Le tant attendu retour de Black Mirror s'est opéré le 15 juin dernier. La saison 6 de la série, l'une des plus marquantes et ambitieuses des années 2010, a été mise en ligne le 15 juin dernier sur la plateforme de streaming Netflix. Au programme, cinq épisodes pour tenter de remonter la pente après une saison 5 extrêmement décevante, parue il y a déjà quatre ans maintenant, mais qui avait au moins le mérite d'essayer de rester fidèle à son ADN originel.
Car avec ces nouveaux épisodes, le show créé par Charlie Brooker fait dans la nouveauté. Les deux premiers opus se révèlent être un joli doigt d'honneur à... Netflix ! Dans le premier, "Joan est horrible", la vie d'une jeune femme est adaptée en série quasiment en temps réel sur une plateforme répondant au nom de Strawberry (Netflix donc), et forcément ça part en live très rapidement, avec en guest la star Salma Hayek qui aurait peut-être mieux fait de refuser le rôle. Un bon moyen de dénoncer les conditions générales d'utilisation du géant du streaming, que, de vous à moi, personne ne lit jamais.
Dans le second, "Loch Henry", un jeune couple part au fin fond de l'Écosse pour tourner un documentaire sur une mystérieuse et sordide histoire de meurtre. Là aussi, tout ne se passe pas vraiment comme prévu. Le but ici étant de pointer du doigt la surconsommation des "true crimes", ces séries qui reviennent en détails sur des affaires particulièrement glauques et sont particulièrement présentes dans le vaste catalogue de Netflix.
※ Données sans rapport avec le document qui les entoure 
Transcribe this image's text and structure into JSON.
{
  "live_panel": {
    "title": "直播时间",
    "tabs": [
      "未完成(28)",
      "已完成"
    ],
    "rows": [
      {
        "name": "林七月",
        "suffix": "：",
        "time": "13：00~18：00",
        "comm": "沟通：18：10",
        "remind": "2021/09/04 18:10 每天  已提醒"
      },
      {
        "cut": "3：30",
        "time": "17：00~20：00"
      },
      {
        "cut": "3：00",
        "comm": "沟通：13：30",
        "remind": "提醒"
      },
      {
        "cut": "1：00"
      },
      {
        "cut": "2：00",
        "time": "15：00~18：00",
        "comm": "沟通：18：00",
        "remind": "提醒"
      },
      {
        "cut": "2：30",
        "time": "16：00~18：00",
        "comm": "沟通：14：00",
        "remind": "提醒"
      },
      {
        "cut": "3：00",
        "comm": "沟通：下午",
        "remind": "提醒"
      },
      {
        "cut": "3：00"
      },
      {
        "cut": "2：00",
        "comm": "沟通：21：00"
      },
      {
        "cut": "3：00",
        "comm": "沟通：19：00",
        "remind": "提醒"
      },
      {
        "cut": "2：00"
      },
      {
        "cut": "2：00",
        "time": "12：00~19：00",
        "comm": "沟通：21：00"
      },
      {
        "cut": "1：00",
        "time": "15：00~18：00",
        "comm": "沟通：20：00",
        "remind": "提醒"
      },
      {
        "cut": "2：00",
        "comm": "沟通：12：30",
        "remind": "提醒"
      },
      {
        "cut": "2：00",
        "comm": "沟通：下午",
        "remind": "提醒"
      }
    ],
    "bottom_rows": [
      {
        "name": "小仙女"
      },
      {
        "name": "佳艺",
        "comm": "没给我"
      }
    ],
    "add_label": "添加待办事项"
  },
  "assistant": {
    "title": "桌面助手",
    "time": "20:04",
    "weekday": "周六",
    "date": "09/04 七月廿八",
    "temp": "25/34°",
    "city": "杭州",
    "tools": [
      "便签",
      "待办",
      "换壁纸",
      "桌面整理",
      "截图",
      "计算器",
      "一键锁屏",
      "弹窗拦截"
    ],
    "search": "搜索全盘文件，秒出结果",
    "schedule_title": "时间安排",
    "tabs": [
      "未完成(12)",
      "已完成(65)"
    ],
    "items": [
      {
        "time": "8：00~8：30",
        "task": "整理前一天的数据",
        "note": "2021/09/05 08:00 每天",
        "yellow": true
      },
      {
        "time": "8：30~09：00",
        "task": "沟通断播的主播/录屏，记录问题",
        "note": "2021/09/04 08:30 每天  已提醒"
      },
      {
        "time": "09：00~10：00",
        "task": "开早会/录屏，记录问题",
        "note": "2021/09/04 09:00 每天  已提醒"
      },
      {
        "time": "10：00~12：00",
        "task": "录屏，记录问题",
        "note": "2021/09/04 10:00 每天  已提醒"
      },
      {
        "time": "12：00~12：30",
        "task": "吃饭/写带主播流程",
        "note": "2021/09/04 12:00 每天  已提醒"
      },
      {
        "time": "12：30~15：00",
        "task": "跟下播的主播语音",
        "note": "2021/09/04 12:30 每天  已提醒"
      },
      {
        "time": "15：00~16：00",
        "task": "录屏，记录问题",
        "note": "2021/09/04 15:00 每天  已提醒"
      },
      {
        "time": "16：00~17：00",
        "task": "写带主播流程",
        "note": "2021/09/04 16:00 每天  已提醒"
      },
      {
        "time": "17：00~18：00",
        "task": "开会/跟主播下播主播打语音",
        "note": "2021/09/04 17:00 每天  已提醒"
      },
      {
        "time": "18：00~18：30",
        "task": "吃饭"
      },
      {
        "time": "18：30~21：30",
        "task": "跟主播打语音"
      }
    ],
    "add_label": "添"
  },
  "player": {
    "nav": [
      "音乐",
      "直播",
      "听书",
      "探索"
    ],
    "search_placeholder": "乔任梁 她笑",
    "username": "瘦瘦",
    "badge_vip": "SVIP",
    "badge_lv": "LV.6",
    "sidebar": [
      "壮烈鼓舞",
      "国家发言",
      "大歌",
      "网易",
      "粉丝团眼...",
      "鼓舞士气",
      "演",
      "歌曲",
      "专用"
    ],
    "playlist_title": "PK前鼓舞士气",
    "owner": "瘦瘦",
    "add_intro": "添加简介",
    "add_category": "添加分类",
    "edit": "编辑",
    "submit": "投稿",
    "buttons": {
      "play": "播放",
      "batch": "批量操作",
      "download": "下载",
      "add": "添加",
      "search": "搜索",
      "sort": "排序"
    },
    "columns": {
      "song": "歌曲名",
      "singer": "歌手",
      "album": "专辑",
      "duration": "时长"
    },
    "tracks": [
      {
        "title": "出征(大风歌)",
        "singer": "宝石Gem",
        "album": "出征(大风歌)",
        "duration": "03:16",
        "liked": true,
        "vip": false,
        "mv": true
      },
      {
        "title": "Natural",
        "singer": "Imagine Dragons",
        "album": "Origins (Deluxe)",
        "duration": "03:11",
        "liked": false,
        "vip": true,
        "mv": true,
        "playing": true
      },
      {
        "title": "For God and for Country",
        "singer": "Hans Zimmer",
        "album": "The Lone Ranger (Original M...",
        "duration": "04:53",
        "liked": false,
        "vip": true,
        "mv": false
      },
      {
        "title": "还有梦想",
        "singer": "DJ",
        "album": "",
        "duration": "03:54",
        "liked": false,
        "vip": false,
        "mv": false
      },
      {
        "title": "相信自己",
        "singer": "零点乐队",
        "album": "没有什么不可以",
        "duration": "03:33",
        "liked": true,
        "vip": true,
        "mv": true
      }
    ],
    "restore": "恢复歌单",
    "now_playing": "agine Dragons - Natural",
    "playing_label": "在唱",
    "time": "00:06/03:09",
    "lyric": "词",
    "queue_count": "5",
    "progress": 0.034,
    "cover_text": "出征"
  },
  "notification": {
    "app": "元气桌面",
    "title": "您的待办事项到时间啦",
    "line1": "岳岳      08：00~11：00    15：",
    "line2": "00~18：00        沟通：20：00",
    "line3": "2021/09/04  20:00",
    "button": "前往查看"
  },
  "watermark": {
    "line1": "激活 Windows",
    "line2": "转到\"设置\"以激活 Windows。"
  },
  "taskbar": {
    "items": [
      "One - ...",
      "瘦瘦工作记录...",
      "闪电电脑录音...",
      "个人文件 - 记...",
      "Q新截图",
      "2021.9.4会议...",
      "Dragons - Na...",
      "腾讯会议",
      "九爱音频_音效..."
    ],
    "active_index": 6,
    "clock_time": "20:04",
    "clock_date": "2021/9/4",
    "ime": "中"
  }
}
Si on peut apprécier la démarche audacieuse de s'attaquer à son propre diffuseur, le résultat n'en est pas pour autant convaincant. La première idée, qui s'inscrit parfaitement dans la lignée de l'idée initiale de ce qu'est Black Mirror, part dans tous les sens et tombe dans le caricatural avec un manque de finesse déroutant (stop les scènes de caca à l'écran, par pitié) et des interprétations qui frôlent parfois le ridicule (coucou Salma Hayek). La seconde, bien plus faiblarde, offre un épisode prévisible et sans grand enjeu.
Le meilleur épisode de cette cuvée est définitivement le troisième, baptisé "Mon coeur pour la vie". Dans une version alternative de 1969, deux astronautes chargés d'une mission dans l'espace - parmi lesquels Aaron Paul, connu notamment pour son rôle dans le chef d'oeuvre Breaking Bad - disposent chacun de répliques de leur corps robotisées qui leur permettent de revenir sur Terre aux côtés de leur famille respective via une machine qui transfert leur esprit. En résulte un épisode certes long, très long même (1h20), mais qui s'avère assez touchant et plutôt bien pensé. Cependant, il peine parfois à décoller, notamment car on voit arriver l'issue finale à des kilomètres, et qu'il demeure un épisode random à l'échelle de l'ensemble de l'oeuvre du show britannique.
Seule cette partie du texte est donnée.